ウイルス別の届け出件数上位は以下の通りだ。
・W32/Mydoom:2428件
・W32/Netsky:1982件
・W32/Autorun:776件
Mydoomは2004年ごろからあるメール拡散型のウイルスで、Netskyも同様にメール拡散する古いウイルスだ。AutorunはUSBメモリーなどを介して広がるもの。共通するのは「古い拡散型のウイルスが今でも広がっている」ということ。亜種として形を変えながら感染を広げ、感染しても気づかずに使っているユーザーも多いと思われる。古いウイルスだけに、話題に上ることはあまりないが、今でも脅威であることは間違いないだろう。
対策ソフトの更新とソフトウエアの自動更新を
古いウイルスでも、対策ソフトが入っていなければ感染してしまうことがある。改めて、パソコンを利用する際に必要なセキュリティー対策をまとめておこう。
ウイルス対策ソフトを導入し更新すること
Windows・Macどちらも、ウイルス対策ソフトは必須。有料ソフトでは必ず契約して、最新のパターンファイルにすること。
各種ソフトを常に最新版に=自動更新を有効に
Windows、ブラウザー、Java、PDF表示といったよく使うソフトを最新版にすること。自動更新を有効にしよう。
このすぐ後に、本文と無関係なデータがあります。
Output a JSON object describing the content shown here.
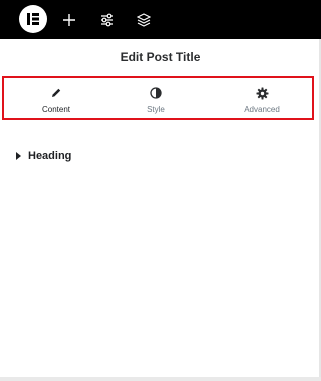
{
  "topbar": {
    "logo": "elementor-logo-icon",
    "icons": [
      "plus-icon",
      "sliders-icon",
      "layers-icon"
    ]
  },
  "panel": {
    "title": "Edit Post Title"
  },
  "tabs": [
    {
      "label": "Content",
      "icon": "pencil-icon",
      "active": true
    },
    {
      "label": "Style",
      "icon": "half-circle-icon",
      "active": false
    },
    {
      "label": "Advanced",
      "icon": "gear-icon",
      "active": false
    }
  ],
  "sections": [
    {
      "label": "Heading",
      "icon": "caret-right-icon"
    }
  ],
  "colors": {
    "topbar": "#000000",
    "highlight_border": "#e0121b",
    "text_dark": "#1f2124",
    "text_muted": "#6d7882"
  }
}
メールやTwitter・Facebookのリンクはクリックしない
ウイルスなどの入り口となるメール、Twitterのダイレクトメッセージ、Facebookのメッセージにあるリンクはクリックしない。たとえ友人のものでも警戒すること。
ウイルス感染で被害を受けるのは、あなただけではない。メールのアドレス帳にある友人あてに、拡散されてしまうこともある。友人や取引先に迷惑をかけないように、パソコンを利用する人はセキュリティー対策をしっかり行おう。